To say that our top three critics don't always see eye-to-eye would be an understatement, but they can all agree on at least one thing: "The Grand Budapest Hotel" is one of Wes Anderson's best movies, and one of the strongest entries in a year that has so far offered no shortage of cinematic excellence. Also mentioned by at least one critic: a steamy gay-cruising thriller, a hotly debated biblical epic, and two staggeringly ambitious magnum opuses that clocked in at more than four hours apiece. There will be many more hours (and weeks, and months) of moviegoing to come before they have their final say on the year in movies, but at the moment, 2014 is off to an excellent start.
Here, listed in alphabetical order, are our critics' picks for the best films released theatrically from January to June 2014:
Re-reading my Variety review of "Moonrise Kingdom," I found the line, "While (Wes) Anderson is essentially a miniaturist, making dollhouse movies about meticulously appareled characters in perfectly appointed environments, each successive film finds him working on a more ambitious scale." His latest is the apotheosis of that aesthetic -- a nested series of stories as complex and intricately detailed as fine Swiss clockwork, given soul by the great Ralph Fiennes.
"How to Train Your Dragon 2"
Between this and "The Lego Movie," we've been spoiled by great animation this year. My expectations were sky-high for the follow-up to DreamWorks cartoon coming-of-ager, and writer-director Dean DeBlois exceeded them, delivering a sequel with integrity, one that respects and expands upon the original while aging the characters five years -- a rarity in a medium where Bart Simpson has spent the last 25 years repeating Mrs. Krabappel's fourth-grade class.
What an exhilarating experiment: Using just one actor (Tom Hardy), one location (a moving BMW) and a series of phone calls as his script, writer-director Steven Knight has crafted a gripping character-driven drama.
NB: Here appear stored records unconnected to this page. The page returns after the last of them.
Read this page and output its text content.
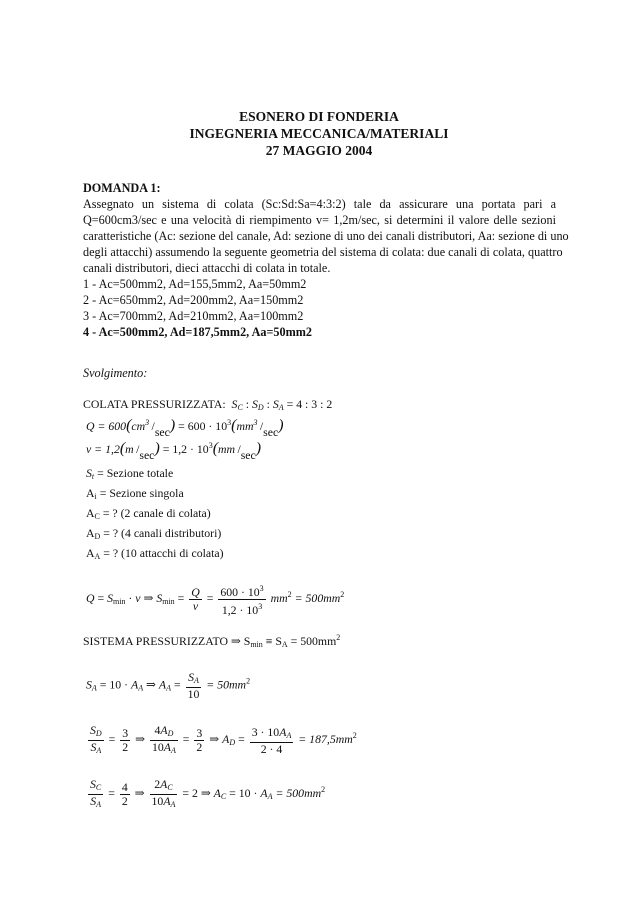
ESONERO DI FONDERIA
INGEGNERIA MECCANICA/MATERIALI
27 MAGGIO 2004
DOMANDA 1:
Assegnato un sistema di colata (Sc:Sd:Sa=4:3:2) tale da assicurare una portata pari a
Q=600cm3/sec e una velocità di riempimento v= 1,2m/sec, si determini il valore delle sezioni
caratteristiche (Ac: sezione del canale, Ad: sezione di uno dei canali distributori, Aa: sezione di uno
degli attacchi) assumendo la seguente geometria del sistema di colata: due canali di colata, quattro
canali distributori, dieci attacchi di colata in totale.
1 - Ac=500mm2, Ad=155,5mm2, Aa=50mm2
2 - Ac=650mm2, Ad=200mm2, Aa=150mm2
3 - Ac=700mm2, Ad=210mm2, Aa=100mm2
4 - Ac=500mm2, Ad=187,5mm2, Aa=50mm2
Svolgimento:
COLATA PRESSURIZZATA:  SC : SD : SA = 4 : 3 : 2
$Q = 600(cm^3$  $/\sec) = 600 \cdot 10^3(mm^3$  /sec)
v = 1,2(m  $/\sec) = 1,2 \cdot 10^3(mm$  /sec)
St = Sezione totale
Ai = Sezione singola
AC = ? (2 canale di colata)
AD = ? (4 canali distributori)
AA = ? (10 attacchi di colata)
Q = Smin · v ⇒ $Smin = \frac{Q}{v} = \frac{600 \cdot 10^3}{1,2 \cdot 10^3} mm^2 = 500mm^2$
SISTEMA PRESSURIZZATO ⇒ Smin ≡ SA = $500mm^2$
SA = 10 · AA ⇒ AA = $\frac{SA}{10} = 50mm^2$
$\frac{SD}{SA} = \frac{3}{2}$ ⇒ $\frac{4AD}{10AA} = \frac{3}{2}$ ⇒ AD = $\frac{3 \cdot 10AA}{2 \cdot 4} = 187,5mm^2$
$\frac{SC}{SA} = \frac{4}{2}$ ⇒ $\frac{2AC}{10AA} = 2$ ⇒ AC = 10 · AA = $500mm^2$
It's the polar opposite of all the comicbook movies hogging screens these days, not simply for its lack of visual effects and spandex suits, but because "Locke" recognizes that a flawed human being is infinitely more interesting than a superhero.
"Stranger by the Lake"
As sexy Euro thrillers go, this one might have seemed too steamy to see in theaters, but I urge viewers to catch up with it at home. Nominated for the French equivalent of the Oscar, this tense Hitchcockian psychodrama is set entirely at a gay cruising ground and doesn't shy away from what happens in the bushes -- or the heads of the men seeking connection there.
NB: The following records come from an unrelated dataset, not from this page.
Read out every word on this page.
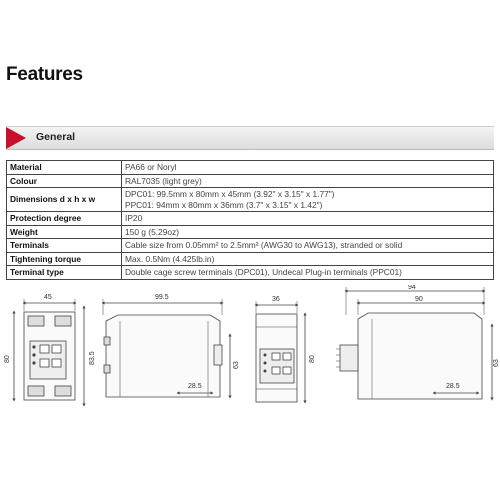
Features
General
Material	PA66 or Noryl
Colour	RAL7035 (light grey)
Dimensions d x h x w	DPC01: 99.5mm x 80mm x 45mm (3.92" x 3.15" x 1.77")
PPC01: 94mm x 80mm x 36mm (3.7" x 3.15" x 1.42")

Protection degree	IP20
Weight	150 g (5.29oz)
Terminals	Cable size from 0.05mm² to 2.5mm² (AWG30 to AWG13), stranded or solid
Tightening torque	Max. 0.5Nm (4.425lb.in)
Terminal type	Double cage screw terminals (DPC01), Undecal Plug-in terminals (PPC01)
45
80	83.5
99.5
63
28.5
36
80
94
90
63
28.5
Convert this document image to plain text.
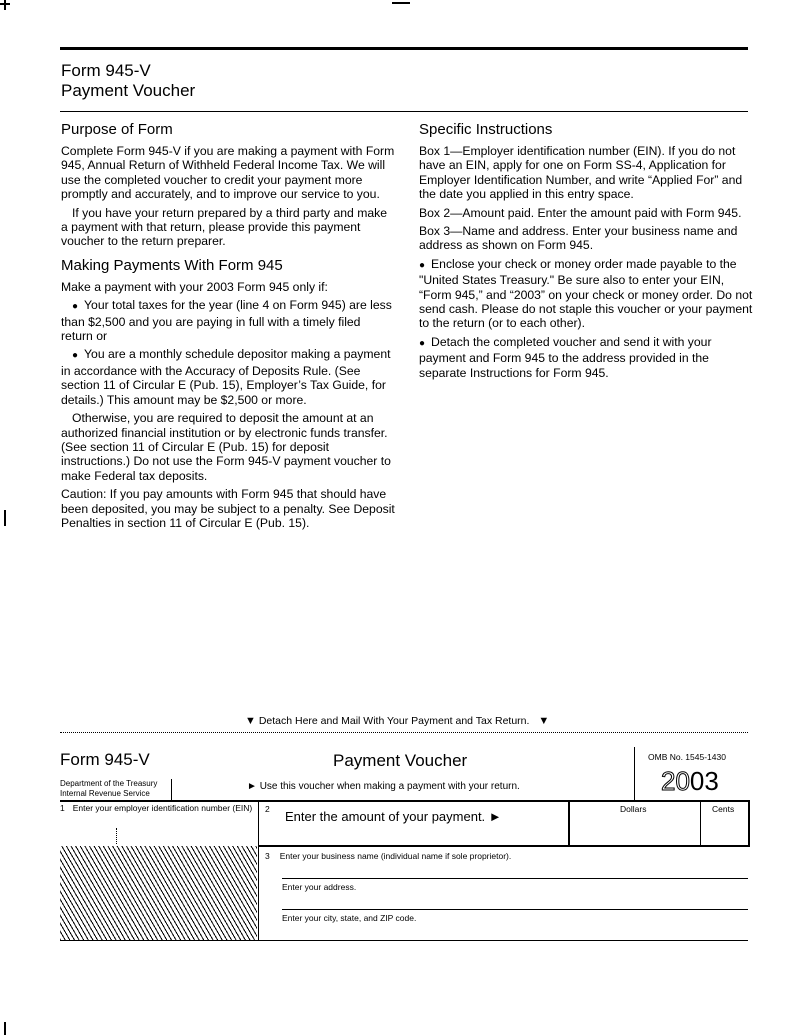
Form 945-V
Payment Voucher
Purpose of Form

Complete Form 945-V if you are making a payment with Form 945, Annual Return of Withheld Federal Income Tax. We will use the completed voucher to credit your payment more promptly and accurately, and to improve our service to you.

If you have your return prepared by a third party and make a payment with that return, please provide this payment voucher to the return preparer.

Making Payments With Form 945

Make a payment with your 2003 Form 945 only if:

● Your total taxes for the year (line 4 on Form 945) are less than $2,500 and you are paying in full with a timely filed return or

● You are a monthly schedule depositor making a payment in accordance with the Accuracy of Deposits Rule. (See section 11 of Circular E (Pub. 15), Employer’s Tax Guide, for details.) This amount may be $2,500 or more.

Otherwise, you are required to deposit the amount at an authorized financial institution or by electronic funds transfer. (See section 11 of Circular E (Pub. 15) for deposit instructions.) Do not use the Form 945-V payment voucher to make Federal tax deposits.

Caution: If you pay amounts with Form 945 that should have been deposited, you may be subject to a penalty. See Deposit Penalties in section 11 of Circular E (Pub. 15).

Specific Instructions

Box 1—Employer identification number (EIN). If you do not have an EIN, apply for one on Form SS-4, Application for Employer Identification Number, and write “Applied For” and the date you applied in this entry space.

Box 2—Amount paid. Enter the amount paid with Form 945.

Box 3—Name and address. Enter your business name and address as shown on Form 945.

● Enclose your check or money order made payable to the "United States Treasury." Be sure also to enter your EIN, “Form 945,” and “2003” on your check or money order. Do not send cash. Please do not staple this voucher or your payment to the return (or to each other).

● Detach the completed voucher and send it with your payment and Form 945 to the address provided in the separate Instructions for Form 945.

▼ Detach Here and Mail With Your Payment and Tax Return. ▼
Form 945-V
Department of the Treasury
Internal Revenue Service
Payment Voucher
► Use this voucher when making a payment with your return.
OMB No. 1545-1430
2003
1 Enter your employer identification number (EIN) 2 Enter the amount of your payment. ►	Dollars	Cents
3 Enter your business name (individual name if sole proprietor).
Enter your address.
Enter your city, state, and ZIP code.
Granted, it's more glamorous to watch young people fall in love for the first time, though there's something immensely satisfying about observing how a trip to Paris challenges and ultimately rekindles the spark for a fuddy-duddy older couple. I'm embarrassed to admit I was unfamiliar with leading lady Lindsay Duncan, who's been acting for nearly four decades and yet gives a revelatory performance opposite Jim Broadbent (and a very funny Jeff Goldblum).
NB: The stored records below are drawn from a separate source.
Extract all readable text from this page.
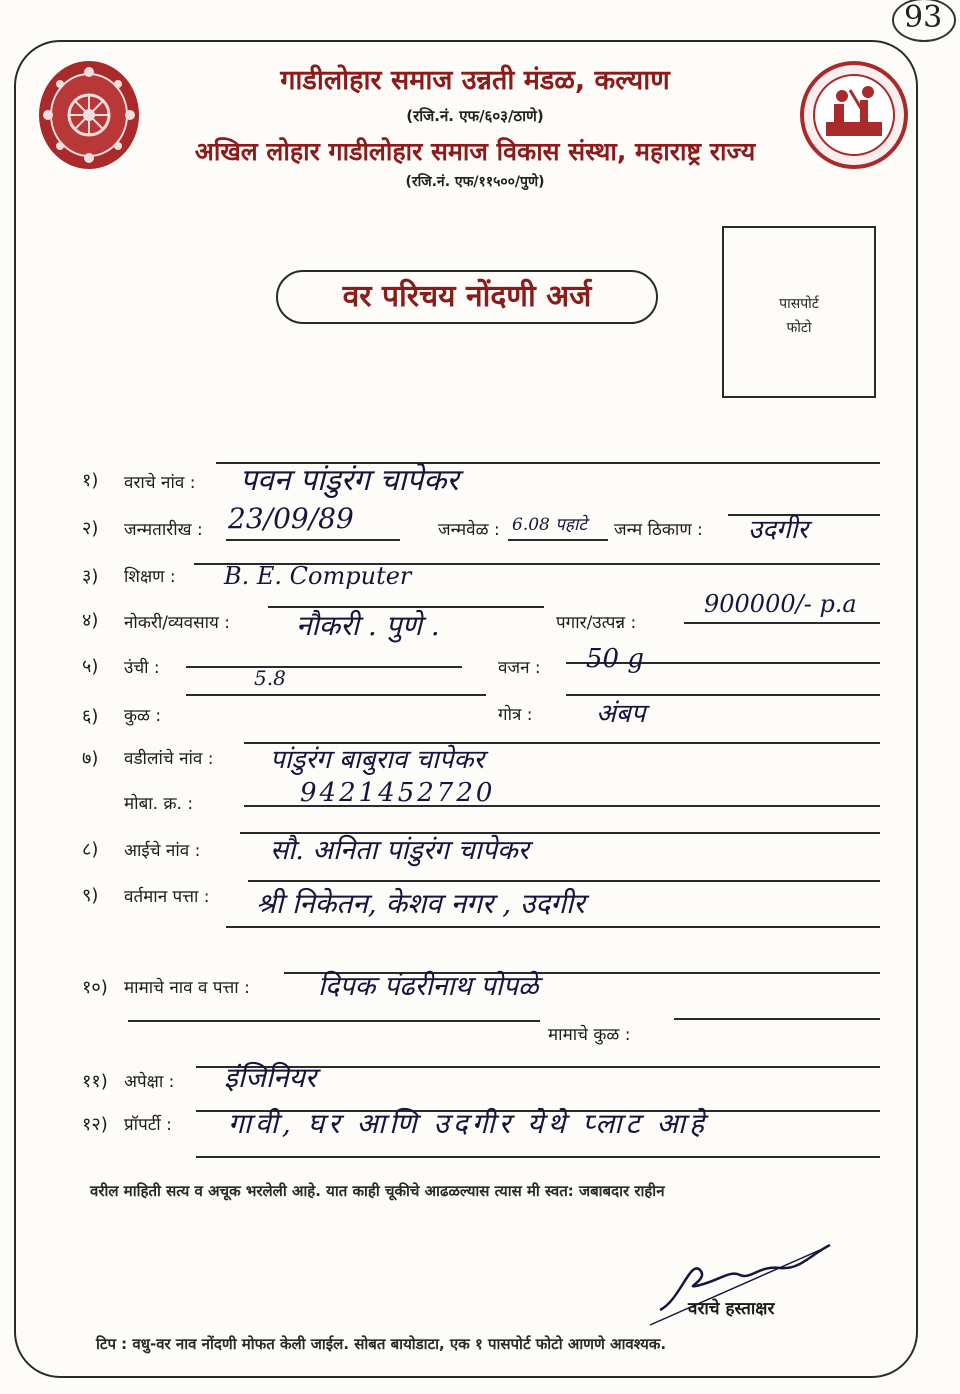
93
गाडीलोहार समाज उन्नती मंडळ, कल्याण
(रजि.नं. एफ/६०३/ठाणे)
अखिल लोहार गाडीलोहार समाज विकास संस्था, महाराष्ट्र राज्य
(रजि.नं. एफ/११५००/पुणे)
वर परिचय नोंदणी अर्ज	पासपोर्ट
फोटो
१) वराचे नांव : पवन पांडुरंग चापेकर
२) जन्मतारीख : 23/09/89	जन्मवेळ : 6.08 पहाटे जन्म ठिकाण : उदगीर
३) शिक्षण : B. E. Computer
४) नोकरी/व्यवसाय : नौकरी . पुणे .	पगार/उत्पन्न :
900000/- p.a
५) उंची :	5.8	वजन : 50 g
६) कुळ :	गोत्र : अंबप
७) वडीलांचे नांव : पांडुरंग बाबुराव चापेकर
मोबा. क्र. :	9421452720
८) आईचे नांव :	सौ. अनिता पांडुरंग चापेकर
९) वर्तमान पत्ता : श्री निकेतन, केशव नगर , उदगीर
१०) मामाचे नाव व पत्ता :	दिपक पंढरीनाथ पोपळे
मामाचे कुळ :
११) अपेक्षा : इंजिनियर
१२) प्रॉपर्टी : गावी, घर आणि उदगीर येथे प्लाट आहे
वरील माहिती सत्य व अचूक भरलेली आहे. यात काही चूकीचे आढळल्यास त्यास मी स्वत: जबाबदार राहीन
वराचे हस्ताक्षर
टिप : वधु-वर नाव नोंदणी मोफत केली जाईल. सोबत बायोडाटा, एक १ पासपोर्ट फोटो आणणे आवश्यक.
Wes Anderson's ambitious chronicle of an imaginary Europe in the lull between two not-so-imaginary wars is, unsurprisingly, a marvel of technology and design, with its round-robin aspect ratios, ingenious use of miniatures and a luxe hotel worthy of Thomas Mann. But the triumph of Anderson's film is that it is equally rich -- and finally, terribly moving -- in its sense of an irrecoverable past, first loves, true friendships and small acts of heroism.